Never before throughout the history of mankind has love evoked so earnest and so profound an interest as to-day; never has it been considered from so eminently social a standpoint as now. As I remarked at the first public meeting of the Association for the Protection of Motherhood, the idea of a reform, ennoblement, and more natural configuration of the sexual life harmonizes perfectly with the general tendency of our time, which has in view a resanation of all the relationships of life. It is continually more clearly and widely recognized that in the human sexual life, as in all other departments of human activity, modifications may be effected by means of conscious endeavour in the direction of a progressive evolution; that the relationship between man and woman, alike in its individual and in its social aspects, is influenced by the changes and advances of human evolution; and that this relationship cannot be artificially confined by main force within limits which may have been suitable to it one hundred or two hundred years ago.
Our love is of this earth, afflicted with all earthly defects and sorrows. Notwithstanding this, we affirm it joyfully, in the confident hope that it can be saved from all hostile and destructive influences, and that it can be elevated above the transient and the casual, and manifest itself in its finest form as intimate, individual love. In the sphinx of the individual, the greatest riddle of all unquestionably lies in the alarming and elemental qualities of the sexual impulse. But the way to liberation is obvious and open. Let us fight courageously with all the hostile forces described in this book, which poison the amatory life of our time; let us destroy all the germs of degeneration, and let us imprint upon our sexual conscience three words—health, purity, responsibility.
One thing more. Why does love at the present day so often threaten to perish amid the general fragmentation of life? Why do the leading spirits and the greatest artists in love complain of the fragile character of all love? Because love is isolated, because it is not associated with the work of life, with the battle for freedom which every man has to fight; because love is not conceived as a union between the lovers for the common conquest of existence, as a partnership for the purposes of inward spiritual growth. Far too often the man of the future is opposed to the woman of the past, or the woman of the future to the man of the past; each is to the other a sexual being, and nothing beyond. And yet individual love is only possible when, passing beyond the aims of mere sexual gratification, and beyond the purposes of reproduction, it subserves the general objects of life, and assists in the performance of all the tasks of the civilization of our time. The most wonderful dreams of the heart cannot suffice to take the place of the positive work which life demands from love. Without free activity there is no love! That is the great saying of a great thinker. And I add to this saying, that without free activity there is no right to love. Such a right is possessed only by the personality, the poetic, striving, willing human being, be it man or be it woman. How often the man seeks love from the woman and cannot find it, and yet might have found it so easily!
“... doch wenn ich suchend drücke
Die Fänge meines Geistes in ihr Hirn,
Dünkt mich, dass hinter dieser hohen Stirn
Ein Etwas liegt, das einst gefehlt dem Glücke.”

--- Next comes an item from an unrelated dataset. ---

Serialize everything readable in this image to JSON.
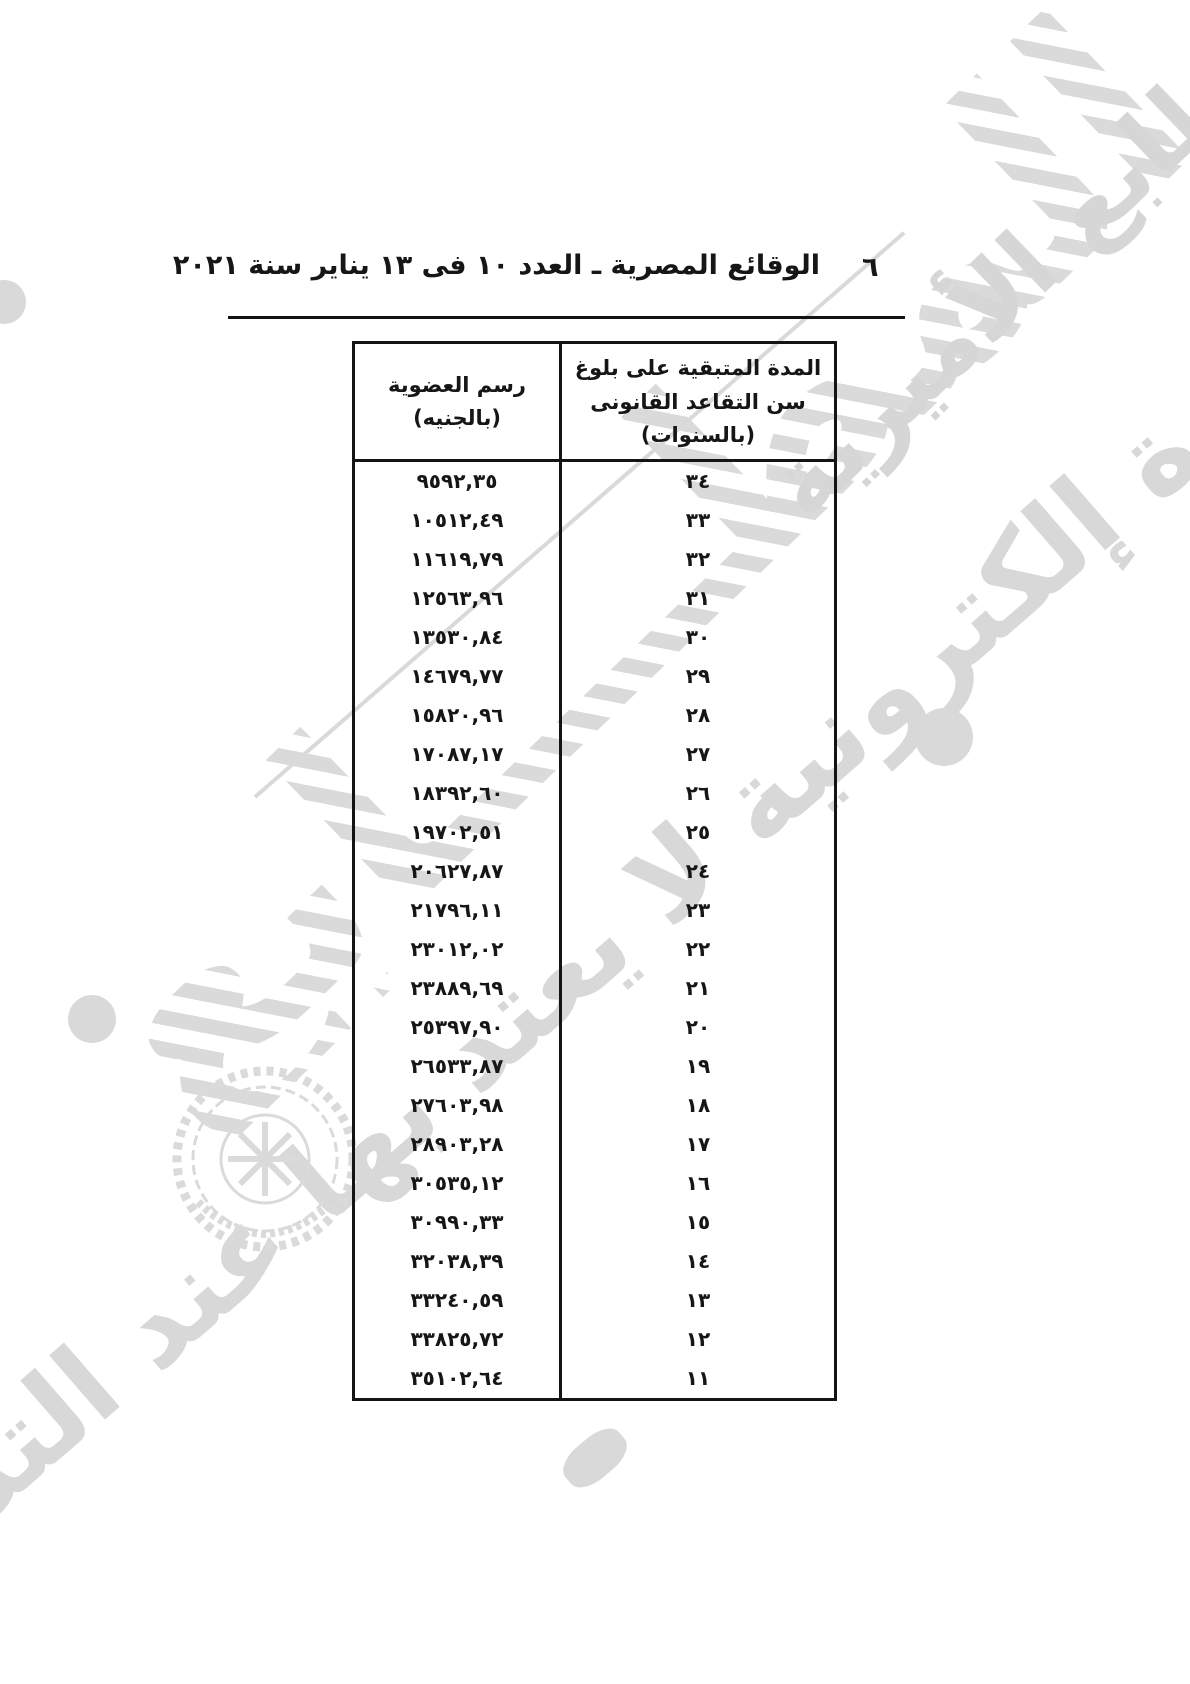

[“But when searchingly I press
The talons of my spirit into her brain,
It seems to me that behind this lofty forehead
Something lies which has just missed happiness.”]
In this beautiful verse of Ada Christen’s the secret of all love reveals itself. We must not seek that which is lower in the other sex, in the beloved person; we must seek the highest, her spiritual essence, her will, her developmental possibilities. Before the eyes of the modern human being, the individual love of two free personalities appears as an ideal, as is poetically expressed by Dingelstedt in the words:
“Und Liebe blüht nur in dem Doppel-Leben
Verwandter Seelen, die nach oben streben.”